Si creen que ha llovido mucho últimamente en la capital, esperen a conocer esta historia: la Ciudad de México estuvo inundada durante cinco años (sí, ¡CINCO!) gracias a una tormenta que duró 36 horas sin cesar.

Todos se remota al 20 de septiembre de 1629 en la entonces llamada Gran Tenochtitlán, era un día soleado como cualquier otro en el Valle de México, cuando de pronto las nubes se tornaron negras, durante toda la noche se escucharon rayos y truenos, daban aviso a una gran tormenta. 

Durante 36 horas continuas la lluvia cayó sobre la capital de la Nueva España, e inundó irremediablemente a toda la ciudad, de los 20 mil habitantes que la ocupaban, sólo quedaron 400.

El julio anterior a la tromba, comenzó la temporada de lluvias con una intensidad inusual. Los niveles del lago de Texcoco y la laguna de México crecieron y con ello se acercaba un panorama desolador: en las afueras de la ciudad, el agua avanzaba lentamente sobre las calles, cada vez más hacia lo que ahora es el Centro Histórico.

Llegó septiembre con él, el momento más crítico de la temporada de lluvias, la capital quedó completamente inundada.

El nivel del agua era tal, que quienes lograron sobrevivir se transportaron en canoas, además construyeron puentes que utilizaban para cruzar de balcón a balcón. No había otra forma de ingresar a las casas que desde las ventanas del segundo piso.
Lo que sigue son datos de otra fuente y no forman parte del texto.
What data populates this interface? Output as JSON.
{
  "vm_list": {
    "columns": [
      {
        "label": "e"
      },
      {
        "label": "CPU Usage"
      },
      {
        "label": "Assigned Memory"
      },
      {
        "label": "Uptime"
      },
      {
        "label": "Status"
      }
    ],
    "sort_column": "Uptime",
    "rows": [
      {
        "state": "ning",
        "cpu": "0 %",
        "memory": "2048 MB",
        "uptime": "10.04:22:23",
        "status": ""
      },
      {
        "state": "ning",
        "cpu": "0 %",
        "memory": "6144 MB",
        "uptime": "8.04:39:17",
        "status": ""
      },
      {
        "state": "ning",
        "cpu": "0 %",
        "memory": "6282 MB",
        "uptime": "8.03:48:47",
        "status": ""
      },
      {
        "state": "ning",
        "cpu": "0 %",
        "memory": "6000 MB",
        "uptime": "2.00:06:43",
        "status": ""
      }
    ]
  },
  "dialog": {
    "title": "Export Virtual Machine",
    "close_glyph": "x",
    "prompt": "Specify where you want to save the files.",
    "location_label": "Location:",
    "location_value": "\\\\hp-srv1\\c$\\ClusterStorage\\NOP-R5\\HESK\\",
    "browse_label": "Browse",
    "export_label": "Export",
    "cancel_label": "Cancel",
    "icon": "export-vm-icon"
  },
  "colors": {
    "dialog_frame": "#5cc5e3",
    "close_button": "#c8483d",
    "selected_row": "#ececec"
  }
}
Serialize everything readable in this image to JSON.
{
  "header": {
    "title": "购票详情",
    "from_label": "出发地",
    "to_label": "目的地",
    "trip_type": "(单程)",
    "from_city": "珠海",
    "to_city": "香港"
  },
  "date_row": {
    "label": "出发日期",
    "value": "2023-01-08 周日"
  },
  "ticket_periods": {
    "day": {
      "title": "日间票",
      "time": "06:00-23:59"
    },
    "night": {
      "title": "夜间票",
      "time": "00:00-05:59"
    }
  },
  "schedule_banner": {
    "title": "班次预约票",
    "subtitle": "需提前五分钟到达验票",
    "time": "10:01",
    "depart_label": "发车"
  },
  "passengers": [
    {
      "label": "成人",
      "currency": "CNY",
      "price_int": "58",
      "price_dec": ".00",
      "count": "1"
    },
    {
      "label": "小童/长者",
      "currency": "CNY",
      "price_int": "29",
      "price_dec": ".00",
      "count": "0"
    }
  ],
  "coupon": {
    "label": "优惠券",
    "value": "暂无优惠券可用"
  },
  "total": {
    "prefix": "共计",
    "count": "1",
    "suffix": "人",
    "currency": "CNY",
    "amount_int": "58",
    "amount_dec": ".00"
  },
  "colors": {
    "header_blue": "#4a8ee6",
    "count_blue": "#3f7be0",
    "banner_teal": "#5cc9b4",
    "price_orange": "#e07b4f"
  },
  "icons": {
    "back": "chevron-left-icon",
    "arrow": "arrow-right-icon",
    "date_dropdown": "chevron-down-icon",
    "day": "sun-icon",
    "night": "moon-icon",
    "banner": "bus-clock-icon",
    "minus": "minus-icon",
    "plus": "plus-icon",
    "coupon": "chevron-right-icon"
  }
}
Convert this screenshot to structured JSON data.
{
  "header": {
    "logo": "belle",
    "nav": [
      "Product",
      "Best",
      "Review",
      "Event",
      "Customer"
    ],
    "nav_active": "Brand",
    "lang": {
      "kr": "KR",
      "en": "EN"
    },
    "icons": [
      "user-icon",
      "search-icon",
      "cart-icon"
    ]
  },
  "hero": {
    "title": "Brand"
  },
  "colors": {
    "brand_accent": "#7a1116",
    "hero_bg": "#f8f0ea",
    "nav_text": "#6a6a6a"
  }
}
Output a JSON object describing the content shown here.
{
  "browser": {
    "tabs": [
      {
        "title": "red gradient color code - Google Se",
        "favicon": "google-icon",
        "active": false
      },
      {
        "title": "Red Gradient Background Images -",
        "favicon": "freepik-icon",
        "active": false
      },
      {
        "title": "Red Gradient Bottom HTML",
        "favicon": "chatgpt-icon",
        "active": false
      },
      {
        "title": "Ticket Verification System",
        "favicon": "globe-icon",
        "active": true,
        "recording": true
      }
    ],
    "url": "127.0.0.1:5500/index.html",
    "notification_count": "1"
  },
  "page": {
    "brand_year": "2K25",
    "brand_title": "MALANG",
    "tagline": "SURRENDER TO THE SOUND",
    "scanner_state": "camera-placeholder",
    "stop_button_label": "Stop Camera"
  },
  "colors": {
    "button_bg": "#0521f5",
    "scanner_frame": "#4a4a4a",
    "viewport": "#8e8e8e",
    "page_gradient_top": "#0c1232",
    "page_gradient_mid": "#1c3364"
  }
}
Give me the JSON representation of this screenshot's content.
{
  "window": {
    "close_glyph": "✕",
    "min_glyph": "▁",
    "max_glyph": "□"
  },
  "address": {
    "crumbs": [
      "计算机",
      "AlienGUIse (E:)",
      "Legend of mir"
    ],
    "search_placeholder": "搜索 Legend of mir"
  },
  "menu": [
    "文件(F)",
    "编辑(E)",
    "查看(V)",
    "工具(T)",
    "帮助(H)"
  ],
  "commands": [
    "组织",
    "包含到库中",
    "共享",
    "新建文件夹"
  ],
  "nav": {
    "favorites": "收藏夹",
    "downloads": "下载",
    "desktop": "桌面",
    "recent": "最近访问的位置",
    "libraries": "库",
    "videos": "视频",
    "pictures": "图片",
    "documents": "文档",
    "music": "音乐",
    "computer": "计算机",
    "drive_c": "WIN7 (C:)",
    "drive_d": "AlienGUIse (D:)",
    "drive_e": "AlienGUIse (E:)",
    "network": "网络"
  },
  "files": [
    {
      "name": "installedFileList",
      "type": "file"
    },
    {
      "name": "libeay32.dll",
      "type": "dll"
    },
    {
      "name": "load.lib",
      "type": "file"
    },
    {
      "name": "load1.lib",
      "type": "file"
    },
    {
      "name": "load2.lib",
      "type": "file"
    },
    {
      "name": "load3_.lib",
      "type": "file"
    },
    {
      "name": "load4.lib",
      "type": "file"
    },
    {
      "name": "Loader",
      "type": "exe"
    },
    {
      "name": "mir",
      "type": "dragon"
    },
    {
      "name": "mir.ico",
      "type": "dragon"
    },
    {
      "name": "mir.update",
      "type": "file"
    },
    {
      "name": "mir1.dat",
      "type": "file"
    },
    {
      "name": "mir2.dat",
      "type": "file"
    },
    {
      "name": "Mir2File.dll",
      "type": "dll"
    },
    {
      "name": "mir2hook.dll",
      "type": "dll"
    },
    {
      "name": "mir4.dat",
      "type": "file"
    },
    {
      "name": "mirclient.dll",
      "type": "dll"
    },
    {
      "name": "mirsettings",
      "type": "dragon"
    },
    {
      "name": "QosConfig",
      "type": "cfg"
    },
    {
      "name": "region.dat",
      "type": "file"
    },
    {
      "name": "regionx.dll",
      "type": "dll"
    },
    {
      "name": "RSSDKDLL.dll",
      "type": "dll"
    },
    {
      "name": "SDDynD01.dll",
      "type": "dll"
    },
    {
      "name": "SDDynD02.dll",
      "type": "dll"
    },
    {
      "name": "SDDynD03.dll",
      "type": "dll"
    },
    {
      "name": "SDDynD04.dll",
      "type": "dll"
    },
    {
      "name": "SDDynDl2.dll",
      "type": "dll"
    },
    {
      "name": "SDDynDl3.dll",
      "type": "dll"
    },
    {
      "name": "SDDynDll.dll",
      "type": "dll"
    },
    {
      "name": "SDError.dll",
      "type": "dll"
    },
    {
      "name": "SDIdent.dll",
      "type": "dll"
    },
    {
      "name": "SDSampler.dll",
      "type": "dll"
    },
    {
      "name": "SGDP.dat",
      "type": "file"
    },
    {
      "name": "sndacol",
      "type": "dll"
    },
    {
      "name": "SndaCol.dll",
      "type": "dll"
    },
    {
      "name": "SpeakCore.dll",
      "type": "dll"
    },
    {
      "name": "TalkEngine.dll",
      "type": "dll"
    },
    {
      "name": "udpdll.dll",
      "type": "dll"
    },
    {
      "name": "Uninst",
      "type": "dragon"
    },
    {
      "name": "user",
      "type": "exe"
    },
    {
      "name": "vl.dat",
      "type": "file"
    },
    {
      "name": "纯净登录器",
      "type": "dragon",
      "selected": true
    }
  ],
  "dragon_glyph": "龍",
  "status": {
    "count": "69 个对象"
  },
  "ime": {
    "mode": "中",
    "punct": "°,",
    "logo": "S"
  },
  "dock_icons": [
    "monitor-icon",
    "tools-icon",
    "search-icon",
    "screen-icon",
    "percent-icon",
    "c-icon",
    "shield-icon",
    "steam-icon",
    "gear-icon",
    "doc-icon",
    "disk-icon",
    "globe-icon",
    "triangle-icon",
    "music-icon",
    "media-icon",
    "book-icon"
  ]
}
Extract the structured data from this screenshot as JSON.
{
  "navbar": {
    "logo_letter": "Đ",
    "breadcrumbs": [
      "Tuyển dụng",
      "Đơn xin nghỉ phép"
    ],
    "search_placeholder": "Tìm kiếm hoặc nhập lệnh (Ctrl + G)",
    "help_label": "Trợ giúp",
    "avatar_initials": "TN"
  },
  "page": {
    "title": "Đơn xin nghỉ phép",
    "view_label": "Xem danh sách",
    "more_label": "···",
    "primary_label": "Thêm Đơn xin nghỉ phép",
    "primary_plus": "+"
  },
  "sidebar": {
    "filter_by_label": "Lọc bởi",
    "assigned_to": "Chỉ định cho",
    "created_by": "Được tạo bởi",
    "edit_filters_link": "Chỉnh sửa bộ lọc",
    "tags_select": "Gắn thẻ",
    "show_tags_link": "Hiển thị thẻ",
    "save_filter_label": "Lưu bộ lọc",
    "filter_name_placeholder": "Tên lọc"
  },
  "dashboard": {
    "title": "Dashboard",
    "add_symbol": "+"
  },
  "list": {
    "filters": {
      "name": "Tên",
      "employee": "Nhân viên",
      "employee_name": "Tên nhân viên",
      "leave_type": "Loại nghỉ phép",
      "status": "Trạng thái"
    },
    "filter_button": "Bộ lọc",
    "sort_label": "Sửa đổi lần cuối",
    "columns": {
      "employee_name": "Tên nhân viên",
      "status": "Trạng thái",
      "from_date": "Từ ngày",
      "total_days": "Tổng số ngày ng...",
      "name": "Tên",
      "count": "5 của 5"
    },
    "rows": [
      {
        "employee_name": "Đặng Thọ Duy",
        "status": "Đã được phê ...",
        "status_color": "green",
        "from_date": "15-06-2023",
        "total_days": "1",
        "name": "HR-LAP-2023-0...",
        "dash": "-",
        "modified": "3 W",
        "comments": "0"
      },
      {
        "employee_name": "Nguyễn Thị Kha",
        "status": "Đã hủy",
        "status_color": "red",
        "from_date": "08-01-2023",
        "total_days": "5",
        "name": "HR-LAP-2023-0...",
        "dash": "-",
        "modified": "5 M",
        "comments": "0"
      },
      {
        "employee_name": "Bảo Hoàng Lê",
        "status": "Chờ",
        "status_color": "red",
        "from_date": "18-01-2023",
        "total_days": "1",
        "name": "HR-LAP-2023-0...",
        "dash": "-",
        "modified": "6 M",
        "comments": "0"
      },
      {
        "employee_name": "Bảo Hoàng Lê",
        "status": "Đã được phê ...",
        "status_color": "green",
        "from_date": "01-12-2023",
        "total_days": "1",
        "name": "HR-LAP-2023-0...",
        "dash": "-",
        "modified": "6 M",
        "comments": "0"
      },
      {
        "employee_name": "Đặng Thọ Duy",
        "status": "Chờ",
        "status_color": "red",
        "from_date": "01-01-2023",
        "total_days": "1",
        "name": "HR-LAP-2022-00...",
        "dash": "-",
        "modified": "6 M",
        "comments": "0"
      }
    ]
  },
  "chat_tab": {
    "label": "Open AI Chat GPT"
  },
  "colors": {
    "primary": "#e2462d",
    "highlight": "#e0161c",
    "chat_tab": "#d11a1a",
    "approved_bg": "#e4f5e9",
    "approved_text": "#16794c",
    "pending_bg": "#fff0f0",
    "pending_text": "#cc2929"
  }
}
Sólo quedó seca una pequeña parte de Tlatelolco y otra de la Plaza Mayor. "La isla de los perros" era el espacio que se formó entre el Palacio Virreinal y La Catedral, ahí cientos de perros se refugiaron de la tormenta que duró 36 horas.

Pero esta tragedia no fue solamente una consecuencia de la naturaleza, desde que Hernán Cortés y su pueblo llegaron a la Gran Tenochtitlán, instauraron un modelo europeo para construir sobre ella palacios, templos, conventos y hospitales.

El modelo de ciudad europea incluía una gran deforestación del Valle de México. Talar tantos árboles, obviamente causó un desequilibrio ambiental causando constantes inundaciones que deterioraron la Gran Tenochtitlán durante años.

Además, la ignorancia y la falta de planificación de las entonces autoridades de la ciudad provocaron que la tormenta tuviera consecuencias graves.

El ingeniero Enrico Martínez, líder de la construcción de desagüe en la capital, tomó la decisión de cerrar la entrada del canal de Huehuetoca para evitar que con las constantes lluvias subiera el agua y eso destruyera las reparaciones que, por orden del virrey, se estaban realizando.

Gravísimo error, el 21 de septiembre, día de San Mateo, la tormenta causó que las aguas provenientes de los montes bajaran a mucha velocidad, sin que ningún canal las detuviera. En los barrios, las frágiles casas de los mexicas se deshicieron. Según el arzobispo Francisco de Manso y Zúñiga, durante la crecida murieron treinta mil de ellos.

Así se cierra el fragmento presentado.